A late write up from a trip to the wonderful gem, Grant's Museum in London. Part of UCL, hidden somewhere near the Petrie Museum, I was drawn by the prospect of a thylacine, whole, pickled in a jar. (Apologies to Jack Ashby's collegue Mark, the Grant's Museum Curator, who prefers "preserved in fluid". But I like the term pickled. Its a nice layman term. And one day I hope to photograph pickled brains in jars, next to pickled cauliflowers in jars).

There is always a drawn from an extinct species, as there truly is no other opportunity to see them. (Though there are now rumours that the thylacine may still be alive. I have met an Australian who claims to have seen on in the 1980s. I was skeptical, but who knows?)

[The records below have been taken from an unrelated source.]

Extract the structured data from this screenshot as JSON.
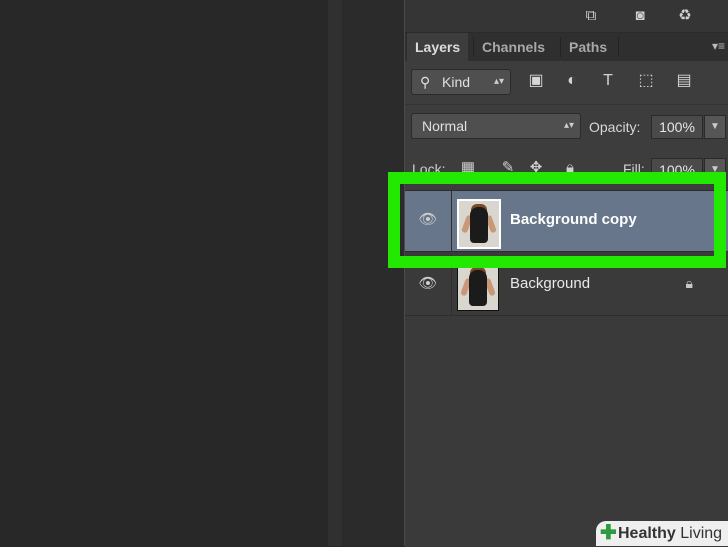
{
  "toolbar": {
    "icons": [
      "new-layer-icon",
      "camera-icon",
      "trash-icon"
    ]
  },
  "tabs": [
    {
      "label": "Layers",
      "active": true
    },
    {
      "label": "Channels",
      "active": false
    },
    {
      "label": "Paths",
      "active": false
    }
  ],
  "filter": {
    "kind_label": "Kind",
    "icons": [
      "image-filter-icon",
      "adjustment-filter-icon",
      "type-filter-icon",
      "shape-filter-icon",
      "smart-object-filter-icon"
    ]
  },
  "blend": {
    "mode": "Normal",
    "opacity_label": "Opacity:",
    "opacity_value": "100%"
  },
  "lock": {
    "label": "Lock:",
    "fill_label": "Fill:",
    "fill_value": "100%"
  },
  "layers": [
    {
      "name": "Background copy",
      "selected": true,
      "locked": false
    },
    {
      "name": "Background",
      "selected": false,
      "locked": true
    }
  ],
  "watermark": {
    "bold": "Healthy",
    "rest": " Living"
  },
  "colors": {
    "highlight": "#22e802",
    "selected_row": "#67768a"
  }
}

However, that isn't my object of the day. It was this young baboon skeleton. (Apologies for the awful reflections though.) I have never seen a skeleton laid out like this. It is like the instructional drawing for some Ikea assembly. And though some wags have done Ikea instructions for many aspects of life, they didn't include this.

(Though, separately for the anthropologists/crytozoologists/alien theorists, I particularly enjoy this illustration for Stonehenge.)

But anyway, I just really like this skeleton. It helps me visualise the layout of bones much better than I've seen before. And by happy coincidence, it is just a month older than me (the layout of the bones, not the age of the baboon). It has just turned 42, which is of course the meaning of life, the universe and everything. So happy birthday, strange skeleton arrangement!